Ce mécanisme peut s’avérer utile dans certains contextes sensibles, par exemple pour des journalistes, des chercheurs ou des voyageurs confrontés à des contrôles numériques.
Le phishing capable de contourner la 2FA
Beaucoup d’utilisateurs pensent que la double authentification est une protection absolue. En réalité, certaines attaques modernes peuvent contourner la 2FA en temps réel.
Un exemple récent est la plateforme de phishing appelée Tycoon 2FA, démantelée par les autorités européennes.
Son fonctionnement est redoutable :
- la victime reçoit un email imitant parfaitement celui d’un service légitime
- elle saisit ses identifiants sur une fausse page
- elle entre également son code de double authentification
À ce moment précis, un serveur intermédiaire transmet immédiatement ces informations au vrai site. Résultat : l’attaquant se connecte à votre place, malgré la 2FA.
La protection la plus solide contre ce type d’attaque reste les clés de sécurité physiques compatibles FIDO2, comme les clés USB d’authentification.
Ces dispositifs utilisent un mécanisme cryptographique qui empêche les attaques par proxy. Impossible d’intercepter l’authentification.
Les réseaux WiFi publics restent risqués
Se connecter au WiFi d’un hôtel, d’un café ou d’un aéroport paraît anodin.
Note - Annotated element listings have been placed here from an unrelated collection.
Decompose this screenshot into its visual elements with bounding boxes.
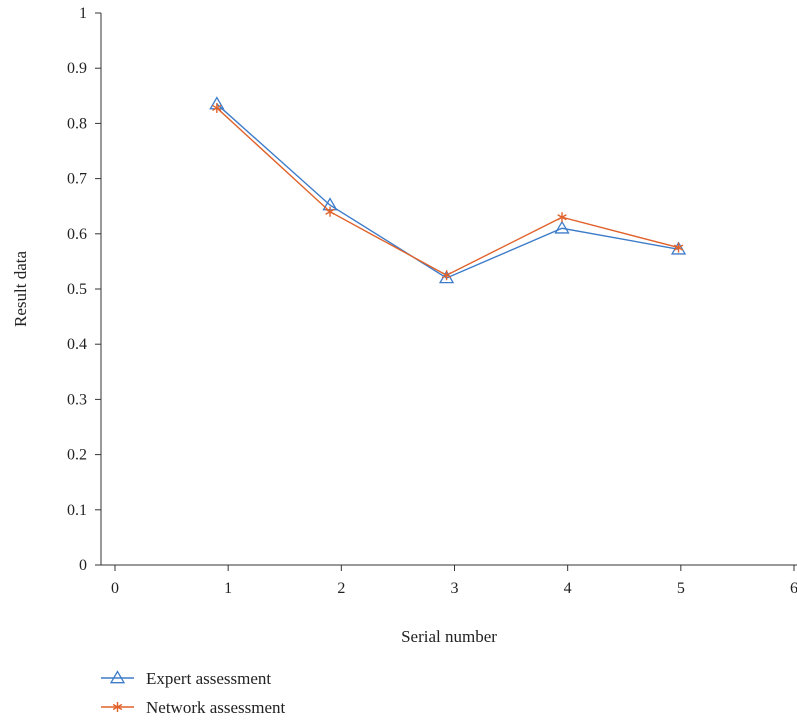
- y-tick-label: 0.8: [67, 115, 87, 132]
- series-line: [216, 107, 679, 276]
- x-tick-label: 5: [677, 580, 685, 597]
- x-tick-label: 3: [451, 580, 459, 597]
- series-expert: [209, 96, 687, 284]
- data-point-marker: [670, 241, 687, 255]
- y-tick-label: 0.4: [67, 336, 87, 353]
- y-tick-label: 0.9: [67, 60, 87, 77]
- x-tick-label: 0: [111, 580, 119, 597]
- legend-item-network: Network assessment: [101, 698, 286, 717]
- legend-label-expert: Expert assessment: [146, 669, 271, 688]
- x-axis-title: Serial number: [401, 627, 497, 646]
- data-point-marker: [554, 220, 570, 234]
- y-tick-label: 0.7: [67, 171, 87, 188]
- data-point-marker: [673, 242, 684, 253]
- legend-marker: [112, 702, 123, 712]
- series-layer: [209, 96, 687, 284]
- series-network: [212, 102, 684, 281]
- y-tick-label: 0.2: [67, 447, 87, 464]
- axes: [100, 13, 797, 566]
- y-tick-label: 1: [79, 5, 87, 22]
- x-tick-label: 1: [224, 580, 232, 597]
- legend-item-expert: Expert assessment: [101, 669, 271, 688]
- y-axis-title: Result data: [11, 251, 30, 327]
- x-tick-label: 6: [790, 580, 797, 597]
- y-tick-label: 0.1: [67, 502, 87, 519]
- x-tick-label: 4: [564, 580, 572, 597]
- y-axis-ticks: 0 0.1 0.2 0.3 0.4 0.5 0.6 0.7 0.8 0.9 1: [67, 5, 101, 574]
- legend-marker: [109, 670, 126, 684]
- legend: Expert assessment Network assessment: [101, 669, 286, 717]
- x-axis-ticks: 0 1 2 3 4 5 6: [111, 565, 797, 597]
- data-point-marker: [441, 270, 452, 281]
- x-tick-label: 2: [337, 580, 345, 597]
- y-tick-label: 0: [79, 557, 87, 574]
- y-tick-label: 0.5: [67, 281, 87, 298]
- data-point-marker: [557, 212, 567, 223]
- data-point-marker: [212, 102, 222, 113]
- data-point-marker: [325, 206, 335, 217]
- legend-label-network: Network assessment: [146, 698, 286, 717]
- y-tick-label: 0.6: [67, 226, 87, 243]
- y-tick-label: 0.3: [67, 391, 87, 408]
- series-line: [216, 103, 679, 279]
Pourtant, ces réseaux peuvent être dangereux.
Certains équipements WiFi disposent d’une fonction appelée isolation client, censée empêcher les appareils connectés au même réseau de communiquer entre eux.
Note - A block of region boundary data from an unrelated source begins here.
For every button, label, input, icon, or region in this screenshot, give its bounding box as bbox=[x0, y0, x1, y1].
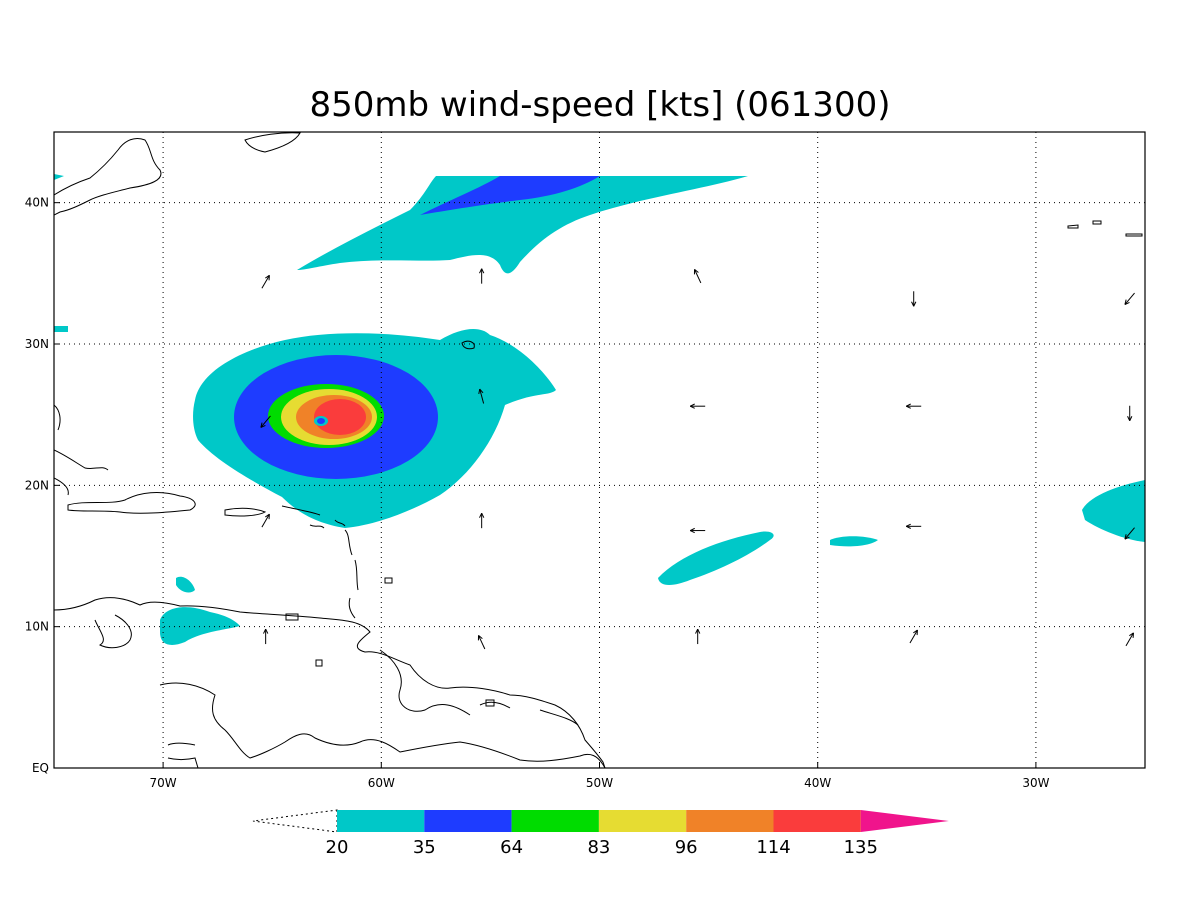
x-tick-label-1: 60W bbox=[368, 776, 395, 790]
wind-vector-16 bbox=[477, 635, 486, 650]
graticule bbox=[54, 132, 1145, 768]
wind-vectors bbox=[260, 268, 1135, 650]
map-area: 70W 60W 50W 40W 30W EQ 10N 20N 30N 40N bbox=[25, 131, 1146, 790]
y-tick-label-3: 30N bbox=[25, 337, 49, 351]
wind-vector-10 bbox=[261, 513, 270, 528]
y-axis-ticks: EQ 10N 20N 30N 40N bbox=[25, 196, 60, 775]
wind-vector-13 bbox=[905, 523, 922, 529]
wind-vector-2 bbox=[693, 268, 702, 284]
colorbar-under-extension bbox=[252, 809, 338, 833]
x-tick-label-4: 30W bbox=[1022, 776, 1049, 790]
wind-vector-7 bbox=[689, 403, 706, 409]
band-small-20kt bbox=[830, 536, 878, 547]
y-tick-label-0: EQ bbox=[32, 761, 49, 775]
colorbar-over-extension bbox=[860, 810, 949, 832]
wind-vector-15 bbox=[263, 628, 269, 645]
jet-north-35kt bbox=[420, 176, 600, 215]
colorbar-label-2: 64 bbox=[500, 837, 523, 858]
chart-title: 850mb wind-speed [kts] (061300) bbox=[310, 85, 891, 125]
wind-vector-5 bbox=[260, 415, 271, 428]
jet-north-20kt bbox=[297, 176, 748, 274]
storm-114kt bbox=[314, 399, 366, 435]
x-axis-ticks: 70W 60W 50W 40W 30W bbox=[150, 762, 1050, 790]
colorbar-segment-5 bbox=[773, 810, 861, 832]
y-tick-label-4: 40N bbox=[25, 196, 49, 210]
wind-vector-1 bbox=[479, 268, 485, 284]
colorbar-label-0: 20 bbox=[326, 837, 349, 858]
colorbar: 20 35 64 83 96 114 135 bbox=[252, 809, 949, 858]
left-patch-1 bbox=[54, 326, 68, 332]
caribbean-islet bbox=[176, 576, 195, 593]
coastlines bbox=[54, 132, 1143, 768]
y-tick-label-1: 10N bbox=[25, 620, 49, 634]
colorbar-segment-1 bbox=[424, 810, 512, 832]
wind-vector-14 bbox=[1124, 527, 1135, 540]
wind-vector-4 bbox=[1124, 292, 1135, 305]
colorbar-label-5: 114 bbox=[756, 837, 790, 858]
wind-vector-3 bbox=[911, 291, 917, 307]
wind-vector-19 bbox=[1125, 632, 1134, 647]
wind-vector-9 bbox=[1127, 405, 1133, 421]
colorbar-label-6: 135 bbox=[844, 837, 878, 858]
colorbar-segment-4 bbox=[686, 810, 774, 832]
band-east-20kt bbox=[1082, 480, 1145, 542]
colorbar-segment-3 bbox=[598, 810, 687, 832]
x-tick-label-0: 70W bbox=[150, 776, 177, 790]
storm-eye-core bbox=[317, 418, 325, 424]
left-patch-2 bbox=[54, 174, 64, 180]
wind-vector-6 bbox=[478, 388, 485, 404]
x-tick-label-3: 40W bbox=[804, 776, 831, 790]
wind-vector-11 bbox=[479, 512, 485, 529]
wind-vector-17 bbox=[695, 628, 701, 645]
wind-vector-18 bbox=[909, 629, 918, 644]
wind-vector-8 bbox=[905, 403, 922, 409]
band-central-20kt bbox=[658, 531, 774, 585]
x-tick-label-2: 50W bbox=[586, 776, 613, 790]
y-tick-label-2: 20N bbox=[25, 478, 49, 492]
colorbar-segment-2 bbox=[511, 810, 599, 832]
wind-vector-12 bbox=[689, 527, 706, 534]
wind-vector-0 bbox=[261, 274, 270, 289]
colorbar-segment-0 bbox=[337, 810, 425, 832]
caribbean-20kt bbox=[160, 607, 240, 645]
colorbar-label-1: 35 bbox=[413, 837, 436, 858]
colorbar-label-3: 83 bbox=[587, 837, 610, 858]
colorbar-label-4: 96 bbox=[675, 837, 698, 858]
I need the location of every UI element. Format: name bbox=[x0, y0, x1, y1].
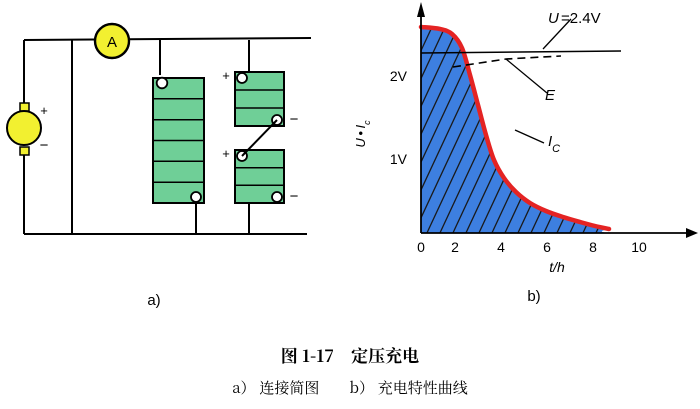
svg-text:6: 6 bbox=[543, 239, 551, 255]
svg-text:8: 8 bbox=[589, 239, 597, 255]
svg-text:2: 2 bbox=[451, 239, 459, 255]
svg-text:2V: 2V bbox=[390, 68, 408, 84]
svg-text:A: A bbox=[107, 34, 117, 51]
svg-text:b): b) bbox=[527, 288, 540, 305]
svg-text:4: 4 bbox=[497, 239, 505, 255]
svg-text:−: − bbox=[290, 111, 299, 128]
svg-text:U: U bbox=[548, 10, 559, 27]
svg-text:10: 10 bbox=[631, 239, 647, 255]
svg-text:图 1-17 定压充电: 图 1-17 定压充电 bbox=[281, 342, 419, 367]
svg-text:+: + bbox=[222, 68, 230, 83]
svg-text:+: + bbox=[40, 103, 48, 118]
svg-text:E: E bbox=[545, 87, 556, 104]
svg-text:−: − bbox=[290, 188, 299, 205]
svg-text:−: − bbox=[40, 137, 49, 154]
svg-text:t/h: t/h bbox=[549, 259, 565, 275]
svg-text:0: 0 bbox=[417, 239, 425, 255]
svg-text:a): a) bbox=[147, 292, 160, 309]
svg-text:=2.4V: =2.4V bbox=[561, 10, 601, 27]
svg-text:1V: 1V bbox=[390, 151, 408, 167]
svg-text:a） 连接简图 b） 充电特性曲线: a） 连接简图 b） 充电特性曲线 bbox=[232, 377, 468, 398]
svg-text:+: + bbox=[222, 146, 230, 161]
Mais des chercheurs ont démontré que cette protection peut parfois être contournée.
Dans ce scénario, un attaquant connecté au même réseau pourrait intercepter certains échanges non chiffrés ou tenter des attaques réseau.
La meilleure protection reste simple :
- utiliser un VPN fiable sur les réseaux publics
- ou privilégier le partage de connexion mobile
Autre réflexe utile : désactiver la connexion automatique aux réseaux WiFi connus, afin d’éviter de se connecter par erreur à un faux hotspot portant le même nom.
Les faux entretiens d’embauche qui installent des malwares
Parmi les techniques les plus surprenantes, certaines campagnes ciblent désormais les développeurs… via de fausses offres d’emploi.
Le scénario est bien rodé :
- un recruteur contacte la victime pour un poste technique
- un entretien vidéo est organisé
- un “test technique” est envoyé sous forme de dépôt GitHub
Le piège ? Le projet contient une dépendance malveillante qui installe un malware lors de l’exécution.
Une fois installé, celui-ci peut voler :
- des clés SSH
- des tokens API
- des cookies de session
- ou des identifiants stockés sur la machine
Plusieurs chercheurs ont documenté ces campagnes, notamment dans une analyse publiée par l’ANSSI sur les menaces informatiques ciblées.
Pour éviter ce piège, les experts recommandent de tester tout code inconnu dans une machine virtuelle et de vérifier l’identité réelle du recruteur.
Les réflexes essentiels pour protéger ses comptes
Face à ces menaces, quelques pratiques permettent déjà de renforcer considérablement la sécurité :
- activer les passkeys lorsque le service le permet
- utiliser un gestionnaire de mots de passe dédié
- protéger les comptes critiques avec une clé de sécurité physique
- utiliser un VPN sur les réseaux publics
- exécuter tout code inconnu dans une machine virtuelle
- vérifier systématiquement l’adresse des sites web
- désactiver la connexion automatique au WiFi
Cela peut sembler beaucoup. En réalité, la plupart de ces protections se configurent une seule fois.
Et dans un monde où les cyberattaques évoluent sans cesse, ces quelques réglages peuvent faire toute la différence. Car aujourd’hui, la vraie faille de sécurité n’est plus seulement technique : elle se cache souvent dans nos habitudes numériques.